Nei mesi più caldi dell’anno, mentre la colonnina di mercurio raggiunge i suoi valori più alti, cresce la voglia di una fuga dalla città alla ricerca di refrigerio. Si può scegliere di fare un tuffo al mare, di cimentarsi in una escursione in quota, o di provare qualcosa di nuovo, che unisca il piacere dell’acqua a quello dell’ambiente montano. Stiamo parlando degli sport fluviali. Avrete per certo sentito parlare di rafting o canyoning. Si tratta delle attività fluviali più note e diffuse sul territorio nazionale, ma non sono le uniche. Accanto a queste troviamo una lista in fase di espansione di esperienze che è possibile sperimentare su torrenti e fiumi, incastonati tra le vette di Alpi e Appennini. Dal packrafting all’hydrospeed, dalla canoa al river trekking etc.

Uno dei luoghi perfetti per provare alcune tra queste attività ad alto tasso di adrenalina e divertimento si trova a solo un’ora d’auto da Roma. Un piccolo angolo di Paradiso, poco noto alle folle, da scoprire nel cuore dell’Appennino centrale. Stiamo parlando di Rieti, la città considerata centro geografico d’Italia (Umbilicus Italiae), ai piedi del monte Terminillo, la vetta più elevata dei Monti reatini (2217 m). E del fiume che la attraversa, il Velino, le cui acque, una volta arrivate in territorio umbro, precipitano nel fiume Nera per dare origine alla celebre Cascata delle Marmore, altro polo di riferimento per gli sport acquatici in Appennino.
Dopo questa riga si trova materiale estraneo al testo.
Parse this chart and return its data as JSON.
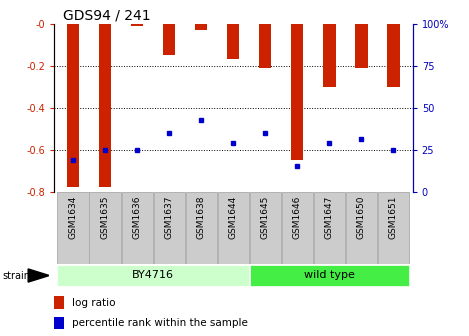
{
  "title": "GDS94 / 241",
  "samples": [
    "GSM1634",
    "GSM1635",
    "GSM1636",
    "GSM1637",
    "GSM1638",
    "GSM1644",
    "GSM1645",
    "GSM1646",
    "GSM1647",
    "GSM1650",
    "GSM1651"
  ],
  "log_ratios": [
    -0.78,
    -0.78,
    -0.01,
    -0.15,
    -0.03,
    -0.17,
    -0.21,
    -0.65,
    -0.3,
    -0.21,
    -0.3
  ],
  "percentile_values": [
    -0.65,
    -0.6,
    -0.6,
    -0.52,
    -0.46,
    -0.57,
    -0.52,
    -0.68,
    -0.57,
    -0.55,
    -0.6
  ],
  "strain_groups": [
    {
      "label": "BY4716",
      "start": 0,
      "end": 5
    },
    {
      "label": "wild type",
      "start": 6,
      "end": 10
    }
  ],
  "bar_color": "#cc2200",
  "marker_color": "#0000cc",
  "ylim_left": [
    -0.8,
    0.0
  ],
  "ylim_right": [
    0,
    100
  ],
  "left_color": "#cc2200",
  "right_color": "#0000bb",
  "yticks_left": [
    0.0,
    -0.2,
    -0.4,
    -0.6,
    -0.8
  ],
  "ytick_labels_left": [
    "-0",
    "-0.2",
    "-0.4",
    "-0.6",
    "-0.8"
  ],
  "yticks_right": [
    0,
    25,
    50,
    75,
    100
  ],
  "ytick_labels_right": [
    "0",
    "25",
    "50",
    "75",
    "100%"
  ],
  "dotted_gridlines": [
    -0.2,
    -0.4,
    -0.6
  ],
  "by4716_color": "#ccffcc",
  "wildtype_color": "#44ee44",
  "sample_cell_color": "#cccccc",
  "sample_cell_edge": "#aaaaaa",
  "strain_label": "strain",
  "legend_log_ratio": "log ratio",
  "legend_percentile": "percentile rank within the sample",
  "title_fontsize": 10,
  "tick_fontsize": 7,
  "sample_fontsize": 6.5,
  "strain_fontsize": 8,
  "legend_fontsize": 7.5
}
Le acque particolarmente cristalline del Velino, scorrono nel centro storico della cittadina regalando, complice la cinta muraria risalente al XIII secolo ancora perfettamente conservata, i palazzi signorili, i numerosi campanili e i ponti in pietra, la sensazione di un viaggio indietro nel tempo. Un fiume così limpido, tra i più puliti del Centro Italia, che diventa difficile resistere alla tentazione di fare un bel tuffo. E in alcuni punti, laddove la corrente lo consente, tale possibilità esiste davvero.

Rafting e non solo…

Accanto ai tuffi, nelle acque del Velino ci si può divertire in molteplici modalità. Prima di andarle a scoprire insieme di cosa stiamo parlando, è bene aprire una parentesi: cosa si intende per sport fluviali? Si tratta di attività acquatiche, esperienze da vivere…bagnandosi i piedi (e non solo!). Avventura e divertimento allo stato puro in ambienti selvaggi e spettacolari. Si spazia dal rafting al kayak, dalla canoa all’hydrospeed e al canyoning, solo per citarne alcune.
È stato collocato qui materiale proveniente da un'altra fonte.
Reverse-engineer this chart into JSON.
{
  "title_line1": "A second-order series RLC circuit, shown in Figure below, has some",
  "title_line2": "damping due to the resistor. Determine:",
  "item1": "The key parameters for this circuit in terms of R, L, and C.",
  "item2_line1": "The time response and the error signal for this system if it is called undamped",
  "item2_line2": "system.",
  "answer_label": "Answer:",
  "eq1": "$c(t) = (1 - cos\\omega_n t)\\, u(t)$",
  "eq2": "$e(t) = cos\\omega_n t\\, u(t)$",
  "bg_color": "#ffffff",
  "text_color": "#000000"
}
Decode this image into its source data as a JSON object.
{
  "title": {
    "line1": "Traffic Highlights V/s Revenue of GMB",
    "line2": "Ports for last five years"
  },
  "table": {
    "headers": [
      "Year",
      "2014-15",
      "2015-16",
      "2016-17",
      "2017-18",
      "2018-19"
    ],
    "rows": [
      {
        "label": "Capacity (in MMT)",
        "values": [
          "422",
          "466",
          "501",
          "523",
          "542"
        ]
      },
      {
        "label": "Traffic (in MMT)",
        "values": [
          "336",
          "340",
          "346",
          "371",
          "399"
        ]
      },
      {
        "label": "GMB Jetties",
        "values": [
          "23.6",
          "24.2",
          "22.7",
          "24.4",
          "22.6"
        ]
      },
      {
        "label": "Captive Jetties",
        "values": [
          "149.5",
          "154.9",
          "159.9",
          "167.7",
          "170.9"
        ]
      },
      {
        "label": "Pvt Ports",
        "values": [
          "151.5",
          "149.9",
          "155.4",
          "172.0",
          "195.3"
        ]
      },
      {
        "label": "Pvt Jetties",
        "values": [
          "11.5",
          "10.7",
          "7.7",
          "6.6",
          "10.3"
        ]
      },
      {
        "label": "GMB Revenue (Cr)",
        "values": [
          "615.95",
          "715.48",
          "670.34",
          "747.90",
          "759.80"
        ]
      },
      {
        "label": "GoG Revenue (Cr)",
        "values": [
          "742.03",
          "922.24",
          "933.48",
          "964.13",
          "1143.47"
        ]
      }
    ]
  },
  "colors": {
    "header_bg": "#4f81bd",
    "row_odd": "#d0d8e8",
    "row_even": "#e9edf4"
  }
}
A Rieti è possibile sperimentare 3 attività fluviali:

  • Rafting: discesa del fiume a bordo di grandi gommoni (raft), con equipaggio composto da più persone accompagnate da una guida, adatto anche a persone con nessuna esperienza di attività fluviali (clicca qui per maggiori informazioni).
  • Packrafting: discesa del fiume a bordo di una imbarcazione monoposto detta packraft, simile per alcuni aspetti a un raft per altri a una canoa gonfiabile, che si si conduce con la pagaia a doppia pala come un Kayak (clicca qui per maggiori informazioni).
  • Torrentismo (o canyoning): discesa del corso di un torrente dotati di muta, casco, imbrago e corde. Si cammina all’interno del corso d’acqua, ci si tuffa dalle cascate più basse e ci si cala con le corde per affrontare quelle più alte (clicca qui per maggiori informazioni).
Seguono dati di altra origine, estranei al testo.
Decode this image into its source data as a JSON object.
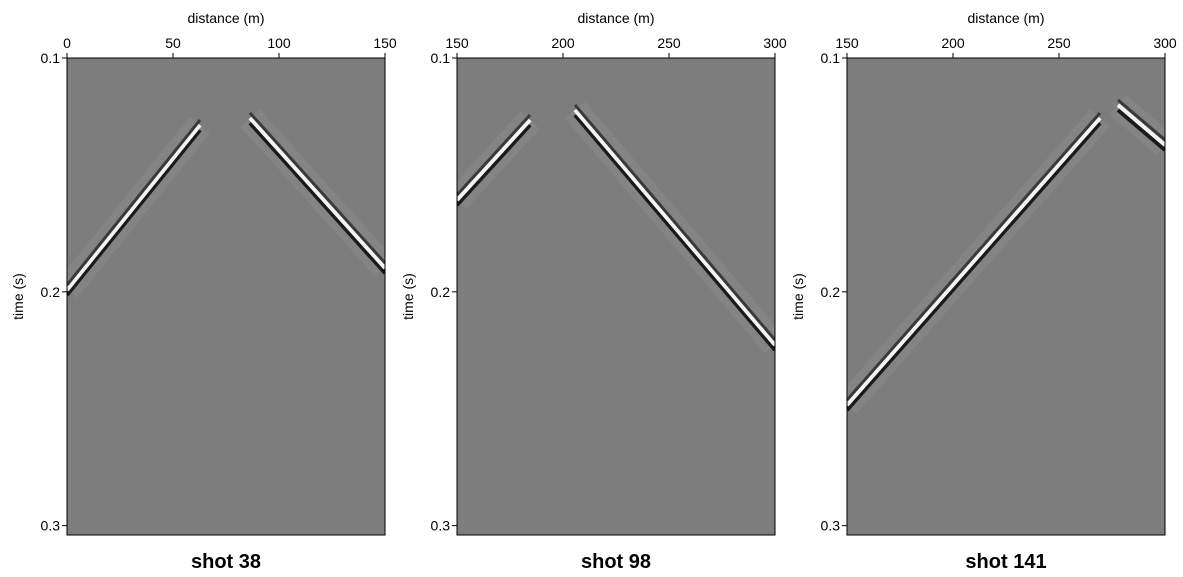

Il packrafting, l’attività meno nota tra le tre, gode di una ridotta diffusione su scala nazionale. Il Velino è uno dei pochi fiumi d’Italia in cui è possibile provarla, nello specifico nel suo tratto reatino, che assicura delle esperienze acquatiche decisamente più soft rispetto alla vicina zona della Cascata delle Marmore. Rieti è dunque una meta ideale anche per chi sia alla sua prima esperienza nel campo degli sport fluviali, per chi non si senta particolarmente sicuro e suo agio in ambiente acquatico o per chi voglia aggiungere un pizzico di brio a una classica gita turistica.